15 Marzo de 2023 14.25

Hace dos años, es decir, antes de la pandemia ya era un problema gigantesco para Quito, abandonar perros era cosa de todos los días. Se aducía, entre otras razones, que la crisis económica empujaba a las familias a desechar sus mascotas, dejándolas en la vía pública, en parques, en clínicas y consultorios veterinarios pero muy especialmente en los cinturones verdes que rodean a la ciudad. Perros abandonados a lo largo y ancho de la Capital en solitario o formando jaurías, deambulando por calles, parques, mercados y avenidas, diseminando la basura en busca de alimento. Severos cuadros de desnutrición agravan su precaria situación. Convertidos en animales de plaga, focos de transmisión de enfermedades, en muchos casos con serias alteraciones en su comportamiento hasta el grado de la agresión o el ataque a personas y otros animales.

Con la llegada de la pandemia esa desidia en el manejo y tenencia de mascotas creció hasta constituirse en un maltrato animal sin precedentes. Animales de todo tipo –especialmente caninos -  violentamente sacados y separados de sus hogares. Perros grandes, medianos y pequeños puestos en la calle, en los parterres, en terrenos baldíos o en botaderos de basura. Mascotas jóvenes o viejos. Machos y hembras gestantes o con sus cachorros. Perros de raza y mestizos. La indolencia, la irresponsabilidad,  y la desatención no hacen diferencias. Al 2023 la pandemia ya no tiene la gravedad de antes  pero el problema de los perros abandonados no se ha detenido. Cálculos no tan recientes cifran entre 18.000 a 20.000 los caninos dejados cada año en calles y parques quiteños. Estadísticas confiables señalan la existencia de 183 perros vagamundos por cada kilómetro cuadrado llegando a un número que fácilmente sobrepasa a los 800.000 animales en toda la urbe capitalina. 

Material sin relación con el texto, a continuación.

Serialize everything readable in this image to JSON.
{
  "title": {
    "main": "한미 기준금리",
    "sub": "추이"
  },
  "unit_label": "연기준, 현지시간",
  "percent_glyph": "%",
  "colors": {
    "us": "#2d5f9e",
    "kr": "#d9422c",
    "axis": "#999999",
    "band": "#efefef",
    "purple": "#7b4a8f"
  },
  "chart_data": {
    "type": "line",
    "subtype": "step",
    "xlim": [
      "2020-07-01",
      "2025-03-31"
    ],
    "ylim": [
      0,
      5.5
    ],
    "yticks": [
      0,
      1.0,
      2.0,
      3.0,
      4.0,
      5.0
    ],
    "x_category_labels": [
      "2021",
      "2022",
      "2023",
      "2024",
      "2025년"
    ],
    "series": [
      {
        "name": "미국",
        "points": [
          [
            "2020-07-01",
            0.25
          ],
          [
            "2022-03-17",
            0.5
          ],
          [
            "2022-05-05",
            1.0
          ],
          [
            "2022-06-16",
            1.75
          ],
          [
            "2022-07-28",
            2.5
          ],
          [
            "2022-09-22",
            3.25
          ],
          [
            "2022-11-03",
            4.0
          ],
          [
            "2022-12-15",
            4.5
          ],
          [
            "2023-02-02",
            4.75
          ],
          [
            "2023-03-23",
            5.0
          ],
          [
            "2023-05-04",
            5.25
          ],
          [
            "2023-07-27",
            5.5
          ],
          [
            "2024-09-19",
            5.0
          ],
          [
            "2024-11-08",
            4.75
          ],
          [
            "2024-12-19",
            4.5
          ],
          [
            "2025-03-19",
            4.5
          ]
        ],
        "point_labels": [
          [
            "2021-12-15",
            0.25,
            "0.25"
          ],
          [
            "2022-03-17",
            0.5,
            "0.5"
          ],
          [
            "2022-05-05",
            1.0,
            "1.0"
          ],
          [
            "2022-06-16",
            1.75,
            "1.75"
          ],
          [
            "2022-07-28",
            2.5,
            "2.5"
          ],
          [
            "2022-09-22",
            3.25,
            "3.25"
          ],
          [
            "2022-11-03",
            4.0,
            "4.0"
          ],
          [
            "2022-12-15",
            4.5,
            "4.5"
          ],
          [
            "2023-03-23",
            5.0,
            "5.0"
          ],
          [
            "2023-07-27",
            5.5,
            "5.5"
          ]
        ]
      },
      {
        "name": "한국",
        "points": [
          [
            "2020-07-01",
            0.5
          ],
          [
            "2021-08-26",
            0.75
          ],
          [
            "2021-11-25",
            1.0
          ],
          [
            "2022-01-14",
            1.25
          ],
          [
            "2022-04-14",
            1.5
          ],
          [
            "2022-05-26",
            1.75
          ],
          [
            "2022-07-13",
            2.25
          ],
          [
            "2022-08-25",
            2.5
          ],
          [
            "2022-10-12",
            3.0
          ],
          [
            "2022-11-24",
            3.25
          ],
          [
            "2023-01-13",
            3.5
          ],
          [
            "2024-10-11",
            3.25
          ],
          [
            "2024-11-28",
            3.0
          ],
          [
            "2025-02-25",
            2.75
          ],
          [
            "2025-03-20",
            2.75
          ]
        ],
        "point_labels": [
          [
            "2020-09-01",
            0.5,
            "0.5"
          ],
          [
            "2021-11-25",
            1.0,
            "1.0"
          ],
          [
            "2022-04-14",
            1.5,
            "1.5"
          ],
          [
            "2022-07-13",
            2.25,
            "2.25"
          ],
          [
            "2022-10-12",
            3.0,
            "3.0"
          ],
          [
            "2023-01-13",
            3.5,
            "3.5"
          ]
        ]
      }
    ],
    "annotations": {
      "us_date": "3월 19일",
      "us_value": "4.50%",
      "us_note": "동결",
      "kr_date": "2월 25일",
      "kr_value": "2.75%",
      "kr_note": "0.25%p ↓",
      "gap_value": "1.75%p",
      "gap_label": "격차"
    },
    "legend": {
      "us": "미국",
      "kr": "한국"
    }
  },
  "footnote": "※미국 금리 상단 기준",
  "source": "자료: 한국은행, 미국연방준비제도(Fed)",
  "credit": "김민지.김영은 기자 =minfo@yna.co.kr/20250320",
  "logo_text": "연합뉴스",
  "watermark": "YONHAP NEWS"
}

Un perro abandonado significa un animal agredido, un ser vivo absolutamente indefenso que de pronto se encuentra en un entorno desconocido. Su primera reacción es de miedo y la segunda de ansiedad. Su desconcierto es mayúsculo. Su depresión es manifiesta.  De la misma manera que a un “perro callejero” le cuesta adaptarse a la vida con humanos, a un perro abandonado le resulta muy difícil acostumbrase a la calle.  Está desorientado y hasta que aprenda alimentarse y protegerse tomará tiempo. El sufrimiento por su nueva condición de vida le llevará a extremos de tristeza que inevitablemente redundarán en visibles cambios fisiológicos. La impronta sicológica del abandono no la perderá nunca. 

La bióloga mexicana Arlette López Trujillo, una estudiosa de la fauna urbana a la que la denominó como sinantrópica, reconoce a los animales de compañía (especialmente caninos y felinos) como parte constitutiva de esa fauna que ha sabido adaptarse a las condiciones del cambiante entorno humano. Estos animales nacen, crecen, se reproducen y mueren en el hábitat humano, son totalmente dependientes del hombre y si bien en un principio fueron adoptados como animales utilitarios para desempeñar roles de guardianía, cacería o pastoreo en la actualidad se les reconoce cumpliendo un papel transcendente en el núcleo familiar humano, en los que destacan su integración, lealtad e incondicionalidad. 

El Médico Veterinario Carlos Rodríguez, en el libro Tu perro. Enciclopedia Canina.  Dice: “Los perros llegan a identificarse tanto con su familia humana que muy pocos saben cómo enfrentarse a la vida en soledad. Por ello, es extremadamente cruel la rechazable práctica del abandono. Quien abandona a un perro quizás piense que el animal sabrá adaptarse sin ayuda a un nuevo ambiente, a la soledad, pero no es así. Es como abandonar a un niño pequeño, a un bebé “.

El perro es un animal gregario a igual que su antecesor el lobo,  crece y vive en grupo, caza en grupo y mantiene códigos de comportamiento dentro de la jauría. Al domesticarse, esta conducta gregaria la mantuvo, cambió la manada por la familia humana, se desenvolvió aceptando jerarquías, ocupando el lugar asignado por ella, aprendió a convivir con ella y ella la integró gradualmente a su vida, le convirtió en mascota, en compañero de deportes, juegos y paseos, en celoso guardián y el animal se transformó en incondicional amigo. Su inteligencia y  fidelidad son proverbiales.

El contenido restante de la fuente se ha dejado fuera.